The yen weakened against the dollar on Monday following reports suggesting that the Bank of Japan (BoJ) is unlikely to exit its negative interest rate policy in its final meeting of 2023.
According to sources familiar with the matter, BoJ officials are awaiting further evidence of sustained inflation and signs of wage growth before considering a shift in their decades-long policy. A final decision will be made after analyzing data, including financial market conditions and the quarterly tankan survey of economic conditions, which is scheduled for release on Wednesday.
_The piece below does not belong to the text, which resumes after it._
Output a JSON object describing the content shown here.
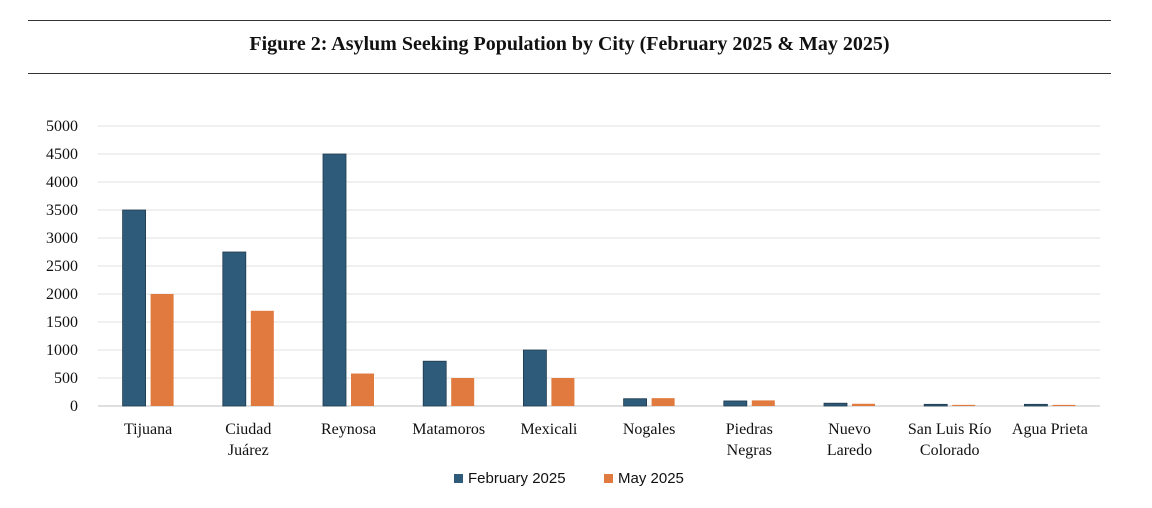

These developments may come as a disappointment to those who were anticipating a significant policy change at the December 19 meeting. Last week, comments made by BoJ Governor Kazuo Ueda and Deputy Governor Ryozo Himino had sparked expectations of a policy shift, leading to a surge in the yen and Japan bond yields.
However, the dollar gained 0.7% against the yen, reaching 146.10 yen on Monday. Simultaneously, the 10-year Japanese government bond rose by 6 basis points to 0.78%. The Nikkei 225 index, one of the top-performing global stock exchanges in 2023 with a 25% increase, saw a gain of 1.5%.
In addition to the BoJ decision, the Federal Reserve, Bank of England, and European Central Bank will all hold their final meetings of the year this week.